Giulio Magli, an archaeoastronomer at the Polytechnic University of Milan in Italy, looked to the night sky for an answer to the latter. After all, the arrangement of the pillars at Stonehenge in the UK suggests it could have been built as an astronomical observatory, maybe even to worship the moon.
Magli simulated what the sky would have looked like from Turkey when Göbekli Tepe was built. Over millennia, the positions of the stars change due to Earth wobbling as it spins on its axis. Stars that are near the horizon will rise and set at different points, and they can even disappear completely, only to reappear thousands of years later.

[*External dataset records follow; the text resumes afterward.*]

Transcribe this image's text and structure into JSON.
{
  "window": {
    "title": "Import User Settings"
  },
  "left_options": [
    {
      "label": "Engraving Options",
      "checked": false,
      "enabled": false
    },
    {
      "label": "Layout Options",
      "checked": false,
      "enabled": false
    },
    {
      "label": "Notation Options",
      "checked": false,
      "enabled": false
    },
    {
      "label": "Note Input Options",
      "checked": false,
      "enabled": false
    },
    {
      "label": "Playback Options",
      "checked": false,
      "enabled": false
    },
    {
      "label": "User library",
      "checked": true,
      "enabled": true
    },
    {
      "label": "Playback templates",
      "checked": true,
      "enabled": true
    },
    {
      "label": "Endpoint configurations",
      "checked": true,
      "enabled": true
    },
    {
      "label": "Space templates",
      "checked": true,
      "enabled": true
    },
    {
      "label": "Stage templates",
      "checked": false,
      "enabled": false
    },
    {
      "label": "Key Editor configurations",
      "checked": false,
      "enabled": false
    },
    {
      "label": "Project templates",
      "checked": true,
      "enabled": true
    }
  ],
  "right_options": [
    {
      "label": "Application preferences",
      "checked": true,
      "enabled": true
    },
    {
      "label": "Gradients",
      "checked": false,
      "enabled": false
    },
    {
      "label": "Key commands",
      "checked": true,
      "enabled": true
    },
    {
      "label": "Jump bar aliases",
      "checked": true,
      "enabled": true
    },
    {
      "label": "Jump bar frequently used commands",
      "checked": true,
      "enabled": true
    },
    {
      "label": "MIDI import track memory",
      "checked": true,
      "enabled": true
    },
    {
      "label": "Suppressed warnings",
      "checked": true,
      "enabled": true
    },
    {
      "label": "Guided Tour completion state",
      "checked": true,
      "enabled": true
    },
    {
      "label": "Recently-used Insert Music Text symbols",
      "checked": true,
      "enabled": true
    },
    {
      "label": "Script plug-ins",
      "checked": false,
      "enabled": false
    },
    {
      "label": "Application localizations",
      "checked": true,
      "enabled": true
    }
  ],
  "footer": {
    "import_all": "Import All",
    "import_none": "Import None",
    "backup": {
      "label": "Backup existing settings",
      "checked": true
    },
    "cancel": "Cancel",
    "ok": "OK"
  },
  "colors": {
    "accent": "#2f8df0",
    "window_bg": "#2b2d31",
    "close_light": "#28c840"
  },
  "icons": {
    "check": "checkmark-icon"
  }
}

The analysis revealed that the pillars of Göbekli Tepe appear to have aligned with the rising of the ‘dog star’ Sirius. Using existing maps of Göbekli Tepe and satellite images of the region, Magli drew an imaginary line running between and parallel to the two megaliths inside each enclosure. Three of the excavated rings seem to be aligned with the points on the horizon where Sirius would have risen in 9100 BC, 8750 BC and 8300 BC, respectively.